В последнем куплете Хора звучат слова: «Пусть Господь вдохновляет на созвучия/Вселяющие мужество перед страданием». Конечно, Верди прежде всего осуществлял жест личного спасения в вере. И вот эта угаданная режиссером и воплощенная на сцене практика молитвенной авторской жестикуляции насыщает «Набукко» неподдельной театральной живостью. Это же удача, когда иудейскому жрецу Захарии в прекрасном исполнении Михаила Казакова достаточно раскинуть руки, чтобы во фреску превратились и вступительная сцена храмового воззвания и предфинальное предсказание падения Вавилона.

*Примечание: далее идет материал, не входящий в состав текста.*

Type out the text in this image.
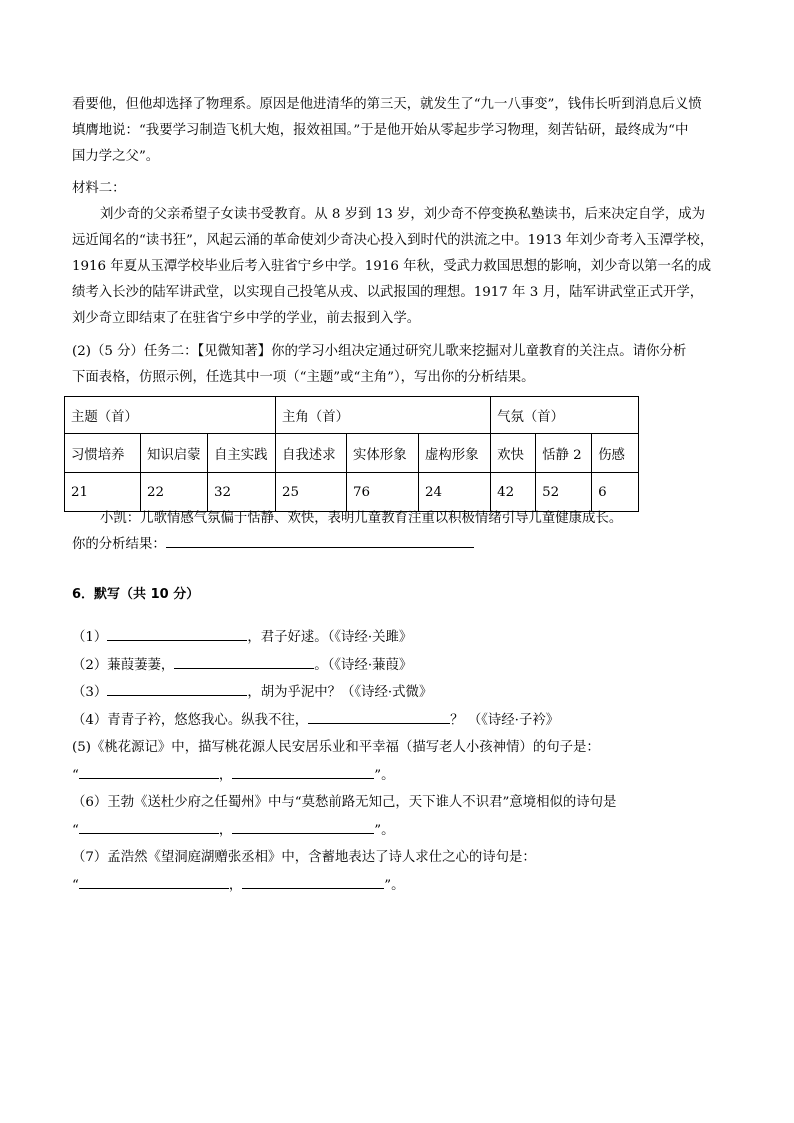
看要他，但他却选择了物理系。原因是他进清华的第三天，就发生了“九一八事变”，钱伟长听到消息后义愤
填膺地说：“我要学习制造飞机大炮，报效祖国。”于是他开始从零起步学习物理，刻苦钻研，最终成为“中
国力学之父”。
材料二：
刘少奇的父亲希望子女读书受教育。从 8 岁到 13 岁，刘少奇不停变换私塾读书，后来决定自学，成为
远近闻名的“读书狂”，风起云涌的革命使刘少奇决心投入到时代的洪流之中。1913 年刘少奇考入玉潭学校，
1916 年夏从玉潭学校毕业后考入驻省宁乡中学。1916 年秋，受武力救国思想的影响，刘少奇以第一名的成
绩考入长沙的陆军讲武堂，以实现自己投笔从戎、以武报国的理想。1917 年 3 月，陆军讲武堂正式开学，
刘少奇立即结束了在驻省宁乡中学的学业，前去报到入学。
(2)（5 分）任务二：【见微知著】你的学习小组决定通过研究儿歌来挖掘对儿童教育的关注点。请你分析
下面表格，仿照示例，任选其中一项（“主题”或“主角”），写出你的分析结果。
主题（首）			主角（首）			气氛（首）		
习惯培养	知识启蒙	自主实践	自我述求	实体形象	虚构形象	欢快	恬静 2	伤感
21	22	32	25	76	24	42	52	6
小凯：儿歌情感气氛偏于恬静、欢快，表明儿童教育注重以积极情绪引导儿童健康成长。
你的分析结果：
6．默写（共 10 分）
（1）	，君子好逑。（《诗经·关雎》
（2）蒹葭萋萋，	。（《诗经·蒹葭》
（3）	，胡为乎泥中？（《诗经·式微》
（4）青青子衿，悠悠我心。纵我不往，	？ （《诗经·子衿》
(5)《桃花源记》中，描写桃花源人民安居乐业和平幸福（描写老人小孩神情）的句子是：
“	，	”。
（6）王勃《送杜少府之任蜀州》中与“莫愁前路无知己，天下谁人不识君”意境相似的诗句是
“	，	”。
（7）孟浩然《望洞庭湖赠张丞相》中，含蓄地表达了诗人求仕之心的诗句是：
“	，	”。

Выносливости солистов в дуэтных поединках, перерастающих в ансамблевые и хоровые сцены, казалось, нет предела. В мощном актерском ансамбле чуть скромнее смотрелся разве что молодой москвич Антон Иванов (Измаил), чей тенор «плыл» в ансамблях, в частности, в концовке предсказания Захарии. Хор ТГАТОиБ был однозначно на высоте. Но и оркестр под управлением Стефано Романи звучал предельно собранно (о подфальшивившем в финале рожке, ладно уж, смолчу). Самым приятным в искусстве итальянского маэстро увиделось его просто-таки отеческое внимание к солистам: показывая вступления, замедления, остановки, он пальцами левой руки буквально рисовал опевания, трели или макушечные ноты партий. За таким дирижером в условиях самого срочного ввода в спектакль, как говорится, пойдешь в огонь и в воду.

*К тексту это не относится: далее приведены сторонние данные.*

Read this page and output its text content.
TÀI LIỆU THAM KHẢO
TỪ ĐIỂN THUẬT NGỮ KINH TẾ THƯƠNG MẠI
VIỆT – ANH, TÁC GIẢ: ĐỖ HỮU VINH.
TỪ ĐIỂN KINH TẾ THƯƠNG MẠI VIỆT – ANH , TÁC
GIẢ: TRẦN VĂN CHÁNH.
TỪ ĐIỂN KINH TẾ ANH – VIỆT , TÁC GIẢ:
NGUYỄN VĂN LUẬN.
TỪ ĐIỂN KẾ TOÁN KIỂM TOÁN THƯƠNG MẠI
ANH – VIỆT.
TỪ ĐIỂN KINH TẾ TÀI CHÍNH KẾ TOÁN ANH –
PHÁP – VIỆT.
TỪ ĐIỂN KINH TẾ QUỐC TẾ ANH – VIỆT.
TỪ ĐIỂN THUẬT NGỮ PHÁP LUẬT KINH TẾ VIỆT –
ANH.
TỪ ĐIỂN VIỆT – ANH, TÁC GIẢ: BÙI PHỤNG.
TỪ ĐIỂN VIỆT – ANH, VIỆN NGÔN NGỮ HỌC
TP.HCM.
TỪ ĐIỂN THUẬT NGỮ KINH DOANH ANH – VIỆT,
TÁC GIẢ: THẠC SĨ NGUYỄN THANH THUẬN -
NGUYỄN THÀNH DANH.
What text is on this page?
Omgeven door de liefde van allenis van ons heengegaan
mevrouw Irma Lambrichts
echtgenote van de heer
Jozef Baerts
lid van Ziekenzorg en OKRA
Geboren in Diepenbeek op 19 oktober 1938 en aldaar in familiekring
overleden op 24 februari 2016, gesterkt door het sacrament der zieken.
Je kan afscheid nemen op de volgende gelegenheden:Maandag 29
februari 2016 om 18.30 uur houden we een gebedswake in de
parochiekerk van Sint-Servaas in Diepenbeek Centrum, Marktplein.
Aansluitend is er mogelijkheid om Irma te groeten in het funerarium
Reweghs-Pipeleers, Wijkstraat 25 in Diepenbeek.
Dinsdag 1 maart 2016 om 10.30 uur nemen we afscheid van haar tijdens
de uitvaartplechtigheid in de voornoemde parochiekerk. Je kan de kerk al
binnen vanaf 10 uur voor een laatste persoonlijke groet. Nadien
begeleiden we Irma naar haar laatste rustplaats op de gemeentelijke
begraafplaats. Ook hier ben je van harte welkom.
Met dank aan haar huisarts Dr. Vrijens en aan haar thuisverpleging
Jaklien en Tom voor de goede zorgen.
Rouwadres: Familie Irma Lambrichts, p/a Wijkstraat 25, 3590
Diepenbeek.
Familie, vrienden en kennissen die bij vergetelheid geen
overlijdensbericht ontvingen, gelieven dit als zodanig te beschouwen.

В красочно-пустых сценических пространствах при минимуме реквизита страсти бьющихся за царский трон Набукко (Анджей Белецкий) и Абигайль (Марина Нерабеева) полыхали первозданным ветхозаветным огнем. В игре, явленной исполнителем заглавной партии, порой возникали любопытные нюансы. Например, в двух контрастных повторах «Я пленник?! Я пленник?!», обращенных к вероломной Абигайль, трудно было не узнать слепка с «преступного царя Бориса» в момент его знаменитой реплики «Я царь еще! Царь!».

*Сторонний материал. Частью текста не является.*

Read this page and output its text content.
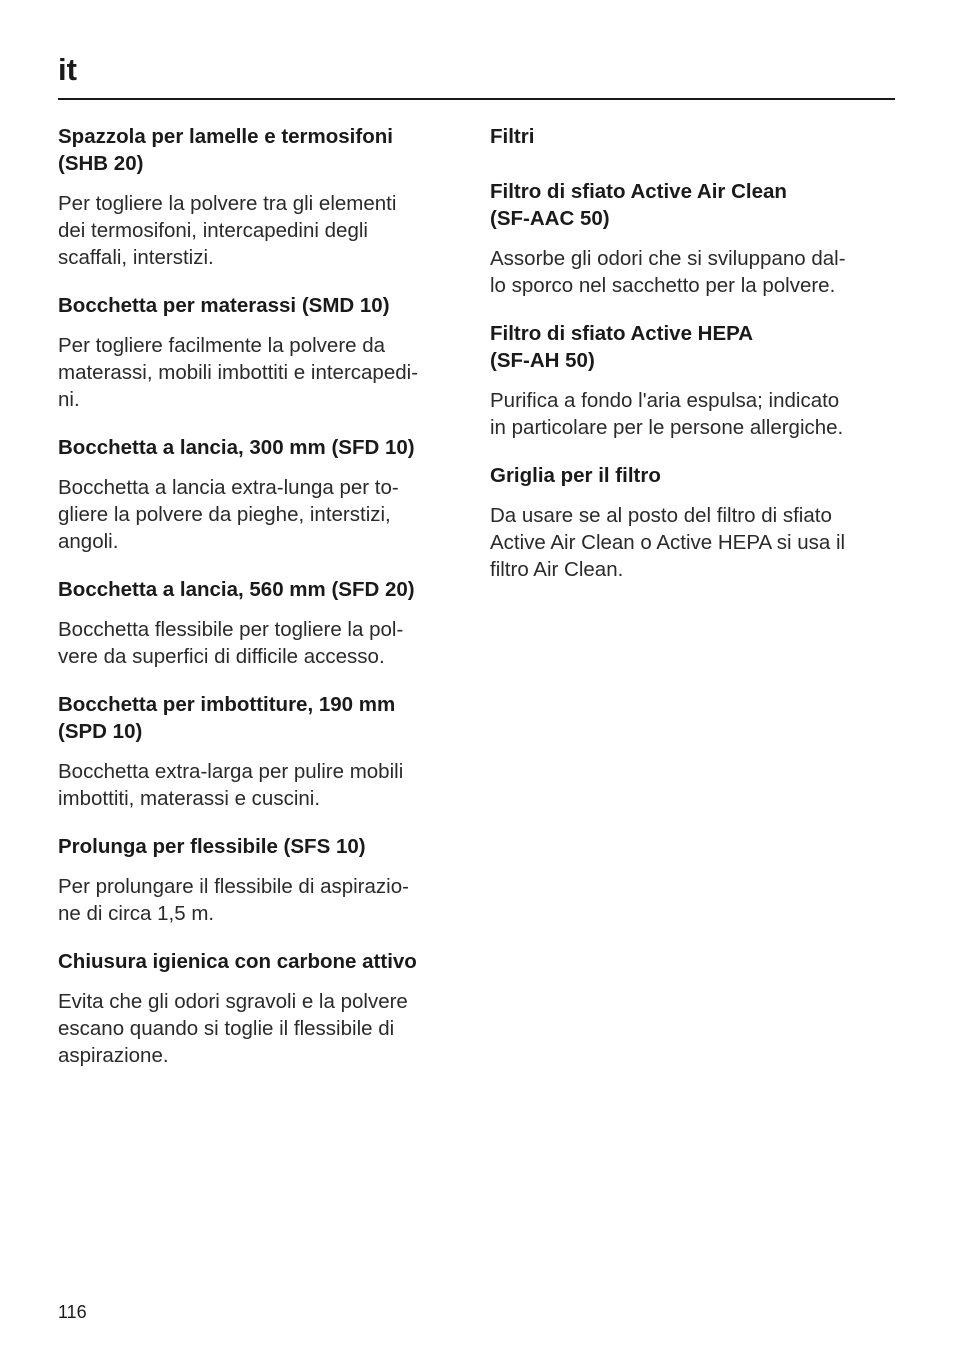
it
Spazzola per lamelle e termosifoni
(SHB 20)

Per togliere la polvere tra gli elementi
dei termosifoni, intercapedini degli
scaffali, interstizi.

Bocchetta per materassi (SMD 10)

Per togliere facilmente la polvere da
materassi, mobili imbottiti e intercapedi-
ni.

Bocchetta a lancia, 300 mm (SFD 10)

Bocchetta a lancia extra-lunga per to-
gliere la polvere da pieghe, interstizi,
angoli.

Bocchetta a lancia, 560 mm (SFD 20)

Bocchetta flessibile per togliere la pol-
vere da superfici di difficile accesso.

Bocchetta per imbottiture, 190 mm
(SPD 10)

Bocchetta extra-larga per pulire mobili
imbottiti, materassi e cuscini.

Prolunga per flessibile (SFS 10)

Per prolungare il flessibile di aspirazio-
ne di circa 1,5 m.

Chiusura igienica con carbone attivo

Evita che gli odori sgravoli e la polvere
escano quando si toglie il flessibile di
aspirazione.

Filtri
Filtro di sfiato Active Air Clean
(SF-AAC 50)

Assorbe gli odori che si sviluppano dal-
lo sporco nel sacchetto per la polvere.

Filtro di sfiato Active HEPA
(SF-AH 50)

Purifica a fondo l'aria espulsa; indicato
in particolare per le persone allergiche.

Griglia per il filtro

Da usare se al posto del filtro di sfiato
Active Air Clean o Active HEPA si usa il
filtro Air Clean.

116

От такого вот поклона древнего царя идолопоклонников идолу, чье имя носит казанский фестиваль, чуть в глазах не помутилось. И это, признаюсь, был восторг перед тем типом театра, который, как и святой дух, витает там, где хочет. Темпераменту Абигайль тоже хотелось аплодировать. Единственно, чего не хватило исполнительнице одной из самых силовых женских партий, это техники фиоритур: все arpeggio у нее напомнили «катание с горок на мягком месте». Но рисунок роли властной, коварной захватчицы ассирийского трона был выдержан настолько безупречно, что при всем воссиянии финальной веры в Бога иудейского впечатленный зритель рапортовал по мобильному телефону, что он в восторге от оперы «про карьерный реванш». В каком-то смысле он прав: после премьеры в 1842 году «Набукко», третьей из 26 вердиевских опер, композитор проснулся знаменитым.